Aku membeku sejenak. "Gadis kecil... Syira maksudnya?"
Dia mengabaikan pertanyaanku dan melanjutkan. "Sebagai imbalannya, aku akan memastikan kematianmu terasa lembut. Saat aku menyayat lehermu, kau tidak akan merasakan sakit sedikit pun."
Aku tertawa kering. "Apa-apaan, ujung-ujungnya dibunuh juga. Membunuh pake cara halus? Konyol banget."
Pikiran di kepalaku berputar cepat. Kenapa dia berterima kasih? Bukankah dia datang ke sini untuk membunuhku dan merebut Syira dariku? Lalu kenapa justru senang aku membantu Syira?
"Kau ada hubungan apa dengan Syira?" tanyaku, mencoba membaca reaksinya.
Dia terdiam sejenak. Lalu dengan suara rendah, dia menjawab, "Bukan urusanmu."
Aku mendecak. "Oi, bilang dong. Jangan sampai nanti arwahku penasaran."
Sorot matanya menajam. "Semakin sedikit yang kau tahu, semakin baik."

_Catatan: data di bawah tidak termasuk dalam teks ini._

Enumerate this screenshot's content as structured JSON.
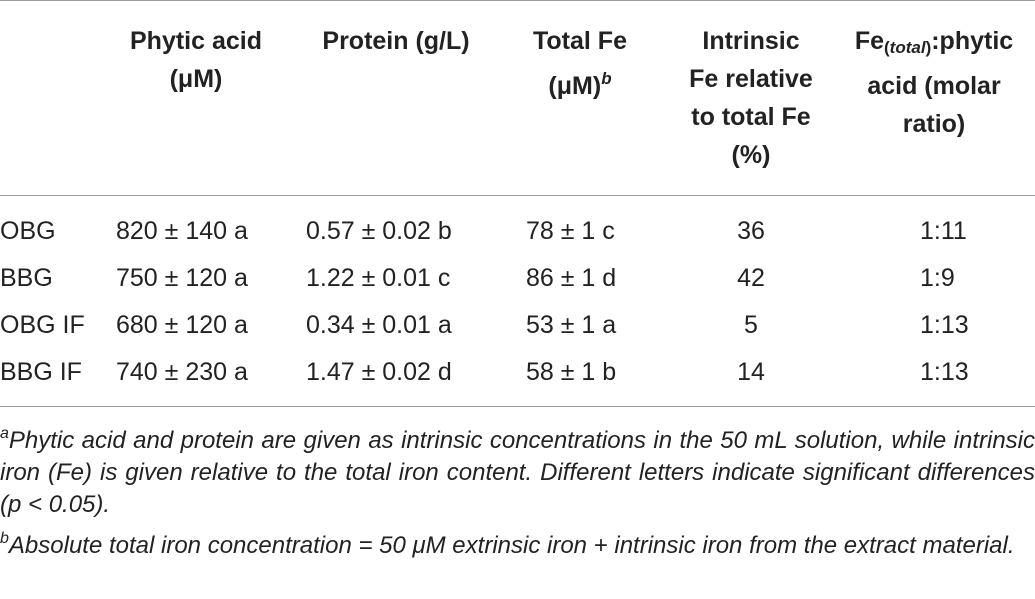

Seketika tubuhku menegang. Ada perasaan ganjil yang merayap di punggungku, perasaan bahwa aku telah melewati batas yang tidak seharusnya.
Lalu, tanpa peringatan-
'WHOOSH!'
Bayangannya mengabur. Dia menghilang dari pandangan.
Mataku melebar. "Buset, cepat ba-"
'CLAKK!!'
Waktu seolah berhenti.
Aku ingin bergerak, menghindar, mengangkat tangan, atau apa saja... tubuhku tak kunjung merespons.
Ada sesuatu yang janggal. Aku tidak bisa merasakan berat tubuhku... atau lebih tepatnya, aku tidak bisa merasakan tubuhku sama sekali.